Partner of defendant firm of solicitors taking option to purchase land as client’s nominee – Plaintiffs buying option for more than sum required to keep option alive – Excess used to discharge client’s liabilities to defendant – Whether excess held on trust by defendant – Whether defendant made fraudulent misrepresentations – Plaintiffs’ claim dismissed
In 1989 Lionhope Ltd (the company) purchased options over land on the Isle of Sheppey in connection with an extensive development project. The options were granted for a nominal consideration of £2 with a further sum payable within 21 days to keep them alive. S, a partner in the defendant firm of solicitors, acted for the company. When the company experienced cash flow difficulties S and G, the senior partner of the defendant firm, purchased the options from the company at the price needed to keep the options alive. Subsequently, S was granted directly from a grantor, inter alia, an option over land at Tadwell Farm for a nominal consideration of £2, with the sum of £48,450 to be paid within 21 days to keep the option alive. S took the option as nominee for the company. The plaintiffs agreed to purchase the Tadwell Farm option for £70,000 on the basis that the company would buy back the option before it was due to be exercised. The plaintiffs transferred £70,000 to the defendant’s client account and S assigned the option to the plaintiffs. The defendant had acted for the plaintiffs on previous occasions and it transferred £48,450 of the £70,000 to the grantor using the balance to reduce the liabilities of the company, or of the managing director of the company, C, to the defendant. Subsequently, the company went into receivership and was unable to buy back the option.

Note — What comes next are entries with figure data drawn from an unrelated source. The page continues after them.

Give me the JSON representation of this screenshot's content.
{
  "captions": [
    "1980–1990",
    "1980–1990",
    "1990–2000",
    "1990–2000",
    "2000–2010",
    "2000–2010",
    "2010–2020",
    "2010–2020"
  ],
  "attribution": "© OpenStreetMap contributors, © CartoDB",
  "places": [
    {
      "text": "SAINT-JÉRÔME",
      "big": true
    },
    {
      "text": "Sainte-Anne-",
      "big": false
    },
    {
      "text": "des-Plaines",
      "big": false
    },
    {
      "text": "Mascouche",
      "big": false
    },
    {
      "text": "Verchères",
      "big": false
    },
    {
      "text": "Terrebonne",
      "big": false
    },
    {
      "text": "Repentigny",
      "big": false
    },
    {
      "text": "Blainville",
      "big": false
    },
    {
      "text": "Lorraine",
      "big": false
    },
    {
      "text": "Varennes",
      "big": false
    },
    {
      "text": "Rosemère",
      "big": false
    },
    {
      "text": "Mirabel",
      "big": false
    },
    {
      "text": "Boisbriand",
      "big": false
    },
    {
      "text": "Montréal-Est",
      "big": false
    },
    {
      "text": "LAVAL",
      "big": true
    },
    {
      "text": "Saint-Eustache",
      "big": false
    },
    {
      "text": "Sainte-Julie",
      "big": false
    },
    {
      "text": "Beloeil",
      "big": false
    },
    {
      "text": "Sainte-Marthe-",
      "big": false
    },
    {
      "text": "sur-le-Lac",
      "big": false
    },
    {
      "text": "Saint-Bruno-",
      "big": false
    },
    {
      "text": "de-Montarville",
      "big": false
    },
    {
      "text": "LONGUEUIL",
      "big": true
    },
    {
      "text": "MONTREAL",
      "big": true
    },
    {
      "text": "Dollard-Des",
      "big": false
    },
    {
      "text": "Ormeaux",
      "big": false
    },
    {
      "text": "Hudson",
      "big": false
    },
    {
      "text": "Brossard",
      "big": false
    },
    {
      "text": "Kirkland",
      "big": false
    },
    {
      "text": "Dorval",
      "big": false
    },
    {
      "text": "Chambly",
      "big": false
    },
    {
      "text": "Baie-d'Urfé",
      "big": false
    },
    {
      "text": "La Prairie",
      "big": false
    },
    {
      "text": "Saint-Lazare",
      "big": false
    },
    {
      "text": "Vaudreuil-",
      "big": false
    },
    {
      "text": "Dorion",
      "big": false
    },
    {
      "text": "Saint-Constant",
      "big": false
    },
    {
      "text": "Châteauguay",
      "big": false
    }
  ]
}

In 1993 the plaintiffs learnt of the true nature of the transaction and issued proceedings. The plaintiffs claimed they had regarded the defendant as acting for them and that they would not have entered into the transaction if they had thought it was S, and not the company or C, selling the option. It was contended that the defendant had held the £70,000 on trust to apply it solely to the option and by retaining the balance the defendant had acted in breach of trust, since it had misled the plaintiffs and profited from the transaction. It was also contended that the defendant had fraudulently misrepresented the position when offering the option by stating its cost as £70,000 and the opportunity to purchase the option was being made by C or the company.
Held The plaintiffs’ claim was dismissed.
1. The plaintiffs had agreed to pay £70,000 for the assignment of the option from C or the company. The transaction was similar to a subsale and therefore what C or the company did with that money apart from assuring the option was kept alive was a matter for them. Accordingly, there had been no breach of trust.
2. The representation that C or the company was the seller of the option was not false, even though S had been the legal owner, because it had been for C or the company to conclude the agreement for its sale. There had been no misrepresentation in the statement that the price for the assignment was £70,000 since it had not been stated that the price was linked to the sum required to keep the option alive. In any event, if S had made such a representation, he did not know of the sum required to keep the option alive and therefore any representation could not have been made fraudulently.
Nigel Burroughs (instructed by Hartley Linfoot & Whitlam, of Sheffield) appeared for the plaintiffs; Andrew Stafford (instructed by Wansbroughs Willey Hargrave, of Leeds) appeared for the defendant.